The Minnesota Twins train looks to be chugging along at full speed as spring training gets into full swing. The team looks well prepared to fight for a division title, but things could get in the way of that. Let’s go into spring training with our eyes wide open, so here are 5 possible issues that could pull the Twins off track.
Minnesota Twins Issue No. 1: Speed
The Twins ranked dead last in stolen bases last year in all MLB, which is a serious issue when he ability to play small ball is required to win in some very close games. The Twins are a faster team when Byron Buxton and Max Kepler are healthy, but the infield isn’t very fast (unless Nick Gordon makes it as the depth guy).
This facet of Twins game isn’t great and should definitely not be considered the biggest weakness of their offense, and one that the team will really struggle with as the season goes. Hopefully the team finds a little bit of speed before the season really gets going.
Minnesota Twins Issue No. 2: A Streaky Offense
As we saw throughout 2020, and especially the playoffs last year, the Twins power surge short-circuited at times. When the Twins aren’t knocking the ball around, which happened far more often than we would have liked in 2020, things can get ugly.
To make matters worse, the Twins will be dealing with supposedly less hitter-friendly baseballs in 2021, making for fewer runs coming from homers. If the pitching repeats it’s performance from last year, the team will at least be good, but a streaky offense doesn’t help.

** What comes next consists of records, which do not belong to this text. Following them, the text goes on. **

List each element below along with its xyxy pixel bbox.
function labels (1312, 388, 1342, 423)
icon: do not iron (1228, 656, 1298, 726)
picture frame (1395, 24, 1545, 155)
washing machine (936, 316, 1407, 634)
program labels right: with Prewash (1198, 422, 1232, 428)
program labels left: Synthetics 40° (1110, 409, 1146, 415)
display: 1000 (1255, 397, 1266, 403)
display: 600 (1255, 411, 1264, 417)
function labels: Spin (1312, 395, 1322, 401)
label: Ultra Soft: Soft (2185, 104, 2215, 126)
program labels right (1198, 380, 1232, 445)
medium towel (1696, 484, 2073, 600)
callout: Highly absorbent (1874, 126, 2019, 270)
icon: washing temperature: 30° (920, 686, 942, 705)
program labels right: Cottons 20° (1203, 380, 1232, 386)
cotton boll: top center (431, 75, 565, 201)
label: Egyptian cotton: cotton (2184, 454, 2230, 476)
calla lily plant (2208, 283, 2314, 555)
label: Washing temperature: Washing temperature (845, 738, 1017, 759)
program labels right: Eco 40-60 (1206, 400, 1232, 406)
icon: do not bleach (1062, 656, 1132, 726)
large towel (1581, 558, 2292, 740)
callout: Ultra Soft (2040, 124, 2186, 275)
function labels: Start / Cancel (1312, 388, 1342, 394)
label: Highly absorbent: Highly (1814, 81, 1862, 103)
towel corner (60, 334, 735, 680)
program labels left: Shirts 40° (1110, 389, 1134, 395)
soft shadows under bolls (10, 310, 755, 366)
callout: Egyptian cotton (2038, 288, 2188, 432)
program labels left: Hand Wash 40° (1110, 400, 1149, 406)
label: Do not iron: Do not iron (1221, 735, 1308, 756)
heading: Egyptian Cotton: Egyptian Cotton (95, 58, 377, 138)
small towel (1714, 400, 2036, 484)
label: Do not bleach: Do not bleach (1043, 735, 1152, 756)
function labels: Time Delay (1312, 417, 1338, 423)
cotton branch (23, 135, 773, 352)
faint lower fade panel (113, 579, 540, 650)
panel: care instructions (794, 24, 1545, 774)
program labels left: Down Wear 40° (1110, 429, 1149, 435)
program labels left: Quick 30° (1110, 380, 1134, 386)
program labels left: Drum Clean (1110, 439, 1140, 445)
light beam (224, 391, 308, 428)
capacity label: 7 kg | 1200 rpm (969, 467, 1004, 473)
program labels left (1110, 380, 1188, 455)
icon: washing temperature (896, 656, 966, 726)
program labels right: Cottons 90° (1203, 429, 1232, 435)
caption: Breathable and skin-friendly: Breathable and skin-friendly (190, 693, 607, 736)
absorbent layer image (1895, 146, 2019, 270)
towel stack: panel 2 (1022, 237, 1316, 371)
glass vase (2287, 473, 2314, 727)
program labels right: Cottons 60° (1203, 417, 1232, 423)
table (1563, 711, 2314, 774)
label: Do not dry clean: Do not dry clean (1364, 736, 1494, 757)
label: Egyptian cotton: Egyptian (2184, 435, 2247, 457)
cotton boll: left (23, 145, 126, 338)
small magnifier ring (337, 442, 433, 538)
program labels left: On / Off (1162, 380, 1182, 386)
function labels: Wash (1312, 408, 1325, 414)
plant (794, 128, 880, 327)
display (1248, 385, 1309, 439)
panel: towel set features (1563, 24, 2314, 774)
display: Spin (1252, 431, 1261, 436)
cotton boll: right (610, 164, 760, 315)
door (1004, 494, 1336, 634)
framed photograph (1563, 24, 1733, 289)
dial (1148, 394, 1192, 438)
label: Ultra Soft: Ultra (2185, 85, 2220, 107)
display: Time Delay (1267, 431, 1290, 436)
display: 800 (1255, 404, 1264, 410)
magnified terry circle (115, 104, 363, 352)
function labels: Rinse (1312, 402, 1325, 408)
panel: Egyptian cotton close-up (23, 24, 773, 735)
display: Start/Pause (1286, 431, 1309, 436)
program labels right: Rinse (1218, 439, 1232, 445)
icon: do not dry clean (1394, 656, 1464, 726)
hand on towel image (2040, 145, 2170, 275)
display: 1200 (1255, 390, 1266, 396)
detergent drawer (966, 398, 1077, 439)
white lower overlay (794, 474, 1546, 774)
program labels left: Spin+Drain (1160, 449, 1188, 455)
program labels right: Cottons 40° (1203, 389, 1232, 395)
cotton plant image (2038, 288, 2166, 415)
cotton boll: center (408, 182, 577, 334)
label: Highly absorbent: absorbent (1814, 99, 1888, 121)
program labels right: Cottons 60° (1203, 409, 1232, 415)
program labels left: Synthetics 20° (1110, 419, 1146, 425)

Minnesota Twins Issue No. 3: Veteran Pitchers Regress
On paper, this is the best Twins rotation we’ve seen in quite some time. But nothing is guaranteed. We’ve seen Michael Pineda and Jose Berrios show some inconsistency, and there’s no guarantee that Kenta Maeda pitches like a Cy Young contender again. There’s also questions about Matt Shoemaker and J.A. Happ.
If either pitcher shows age is catching up with them, starting pitching could be a concern. The Twins’ rotation has one of the highest ceilings in baseball if everyone pitches like they can. Unfortunately, the floor is just as low, as the Twins could have five starters with an ERA between 4.00 and 5.00, which simply isn’t acceptable for a contender.
Minnesota Twins Issue No. 4: The Bullpen Fades
Manager Rocco Baldelli loves his analytics, which converts to an affinity for his bullpen, especially with the way the MLB is going. The bullpen showed symptoms of overuse in a shortened 2020 season, especially with all the bullpen. Now that Trevor May, Matt Wisler, Tyler Clippard, and Sergio Romo are all gone, there are some big questions.
Who takes all those innings? Will Alex Colome remain successful? Does Hansel Robles bounce back? Does the group at the top take a step back? A 162 game schedule and a lot of turnover gives reason for pause.
Minnesota Twins Issue No. 1: Injuries
Yes, this can be applied to any team, but the Twins injury history is too extensive to be overlooked. Byron Buxton and Josh Donaldson have a proven history of missing large chunks of time to extended IL visits, while Jorge Polanco, Andrelton Simmons, Luis Arraez all have dealt with nagging foot, knee and ankle issues.
Throw in Max Kepler, Matt Shoemaker, J.A. Happ and Miguel Sano as other people who have missed time in the past, and it’s easy to see why just a few significant injuries could derail the Twins train.
All things aside, I am excited and optimistic as the 2021 season approaches. I fully expect the Twins to be a major factor in the playoff race. With the ebbs and flows of the season I’d expect Minnesota to overcome these adversities to contend to be AL Central Champs again. “Know thy weaknesses” is a popular phrase and that is my goal with today’s points.